Scene But Not Heard: Why #sheffieldgirl Had To Happen



In her first piece for TSOTA Heather Ditch catches up with Auriel Majumdar to find out why #sheffieldgirl is so necessary.

Sheffield is a city defined, in large part, by what it stands for musically: deviance, progress, challenge, quality, warmth, accessibility, authenticity, amongst other things. And of course some of the people who earned the city its musical stripes, were women.

Of course. Surely. Weren’t they?

Well, yes, they were. And you can probably call to mind some of the women vital to Sheffield’s musical story… the head girls like Roisin Murphy, Candida Doyle, Ruth Joy, Joanne Catherall, Susan Ann Sully. A recent series of short films about our city’s musical bloodline, Sheffield: Steeling the Limelight (directed by Peter Davies and Produced by Leeroy Powell) features exclusively male voices in a celebration of how brilliant they all made it here. There’s no disputing what they’ve done, but something’s missing.

Auriel Majumdar watched those films and as she watched, she wondered when a woman might appear, telling her part of the story. And there wasn’t one. She asked the filmmakers where they’d all gone. “Nobody told us about any women”, came the reply. And that’s when it all started, because for all those head girls, those frontliners, there are a hundred others – singers, songwriters, musicians, promoters, managers, performers, producers, documenters, punters who made and continue to make Sheffield what it is, musically. And it seems, with little credit.

It’s enough to make you quite angry. It was enough to make Auriel Majumdar flashmob Facebook and Twitter with her brilliant #sheffieldgirl posts on October 20th 2015. Timelines went crazy, and we loved it.

That was good flashmobbing! Tell us about how it started.

Auriel_4“I went see Dave Haslam, the DJ and writer, do his Life After Dark talk about British clubbing, and I was expecting it to be the usual – an account that didn’t tell my story of clubbing, something to please the fanboys in the audience. But it wasn’t. Adele Bailey, who runs Plug, and Winston Hazel and women in the audience made sure of that – they told it the way I felt it.

“I thought maybe this was change, that I wouldn’t again have to be the one going, ‘Women were there too! I was there! I brought the party!!’ But then I questioned the Steeling the Limelight films, and was told, ‘Nobody told us about any women in that scene,’ I think you could call that lazy journalism, or you could call it exclusion. I think it’s both, and so nobody can use the excuse again that they ‘didn’t know’ about women in music, I began hashtagging #sheffieldgirl.”

It was a really clever way of tackling something that could just have turned into a scrap, a slanging match.

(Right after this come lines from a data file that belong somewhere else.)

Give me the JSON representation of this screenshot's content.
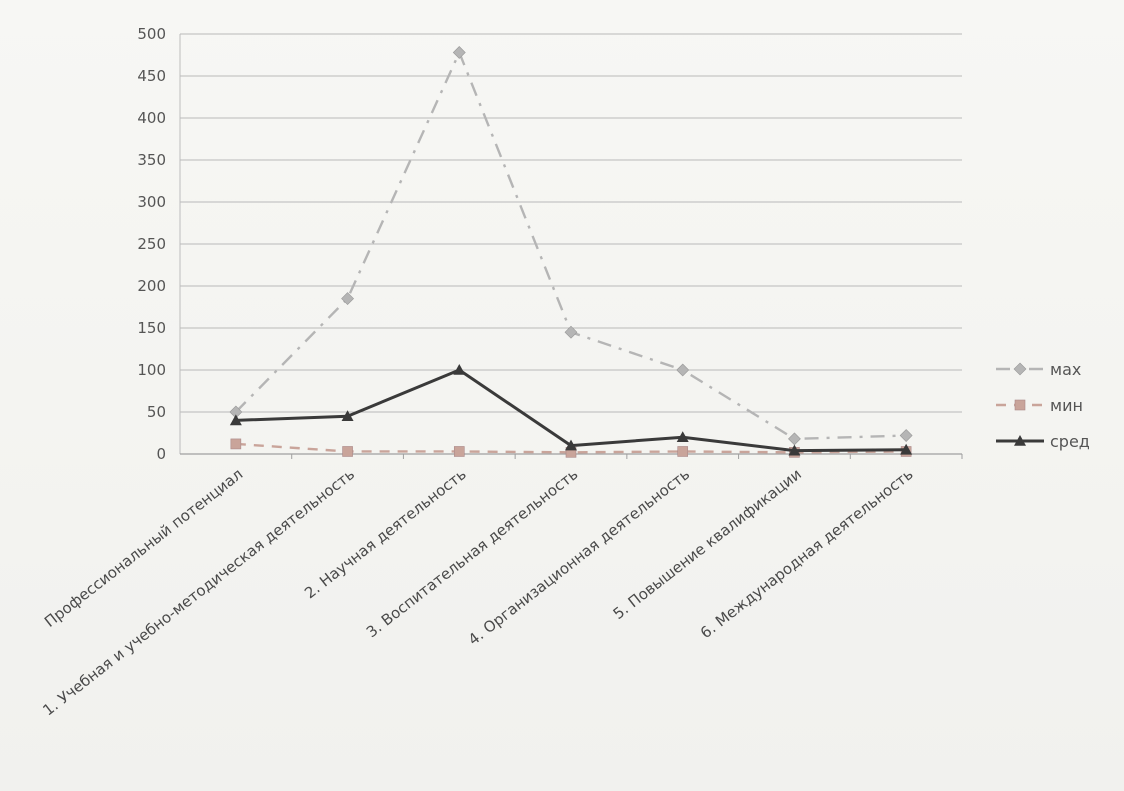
{
  "chart_data": {
    "type": "line",
    "categories": [
      "Профессиональный потенциал",
      "1. Учебная и учебно-методическая деятельность",
      "2. Научная деятельность",
      "3. Воспитательная деятельность",
      "4. Организационная деятельность",
      "5. Повышение квалификации",
      "6. Международная деятельность"
    ],
    "series": [
      {
        "name": "мах",
        "values": [
          50,
          185,
          478,
          145,
          100,
          18,
          22
        ],
        "color": "#b5b5b5",
        "dash": "dashdot",
        "marker": "diamond"
      },
      {
        "name": "мин",
        "values": [
          12,
          3,
          3,
          2,
          3,
          2,
          3
        ],
        "color": "#c9a49a",
        "dash": "dash",
        "marker": "square"
      },
      {
        "name": "сред",
        "values": [
          40,
          45,
          100,
          10,
          20,
          4,
          5
        ],
        "color": "#3a3a3a",
        "dash": "solid",
        "marker": "triangle"
      }
    ],
    "ylim": [
      0,
      500
    ],
    "yticks": [
      "0",
      "50",
      "100",
      "150",
      "200",
      "250",
      "300",
      "350",
      "400",
      "450",
      "500"
    ],
    "grid": true,
    "legend": "right"
  }
}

“I didn’t want it to be a negative. My experience, my story, is all good, really. The number 69 bus from Rotherham was free and it brought me somewhere magical. I used to come to Sheffield, to see gigs in the ‘70s and then later when I lived here in the ‘80s to dance, every night apart from Sundays.


“We were at The Limit, Leadmill, Marples, Isabella’s…we saw the B52s, Joy Division, Buzzcocks; I used to dance like it had just been invented. Still do, sometimes! I was a Jive Turkey girl – I used to see Parrot and Winston DJ at Occasions and City Hall and it felt like home – I was always a Jive Turkey punter and that felt like being a really big part of what that night was. I had DJ’d a bit at college – I was little and trendy – but I was happiest as a punter. And that’s really where I was, I was one of all those people bringing the party.

“And so #sheffieldgirl was not about beating up all the men integral to the city, but it was about telling MY story, OUR story, women on the music scene. Because if you don’t speak up, it can be re-written without you and I don’t want anyone telling my story without me in it.”

Will #sheffieldgirl live on?


“I hope so – I don’t know how yet. But I love how it connected unconnected people. It’s a brilliant way of getting everyone together. I worried at first that I was clogging everyone’s feeds, but then I thought ‘that’s the point!’ I was trying to write something honourable and interesting about everyone I hashtagged, and it got really diverse too, from film director Eve Wood (The Beat is The Law) documenting music, to the late, great broadcaster Jane Kitson; or Sarah Nulty and Kate Hewitt who make Tramlines happen, to Nat Johnson who makes beautiful, soulful folk music. There are too many to mention….there are definitely too many to not mention.

“It is a political thing. But equally it’s not about bashing anyone over the head. It’s not about causing divides. It IS about making a point. It IS about telling a story that I always knew was marginalised, but I didn’t realise how much, still. It IS about making sure that everyone who needs to know – like the ones making films, writing articles, giving interviews and perpetuating that story – that Sheffield girls are vital to Sheffield music. Always have been. End of. We’ve barely got started…so #sheffieldgirl has to keep on.”

There are plans for more #sheffieldgirl action soon. Keep an eye out online, and join in!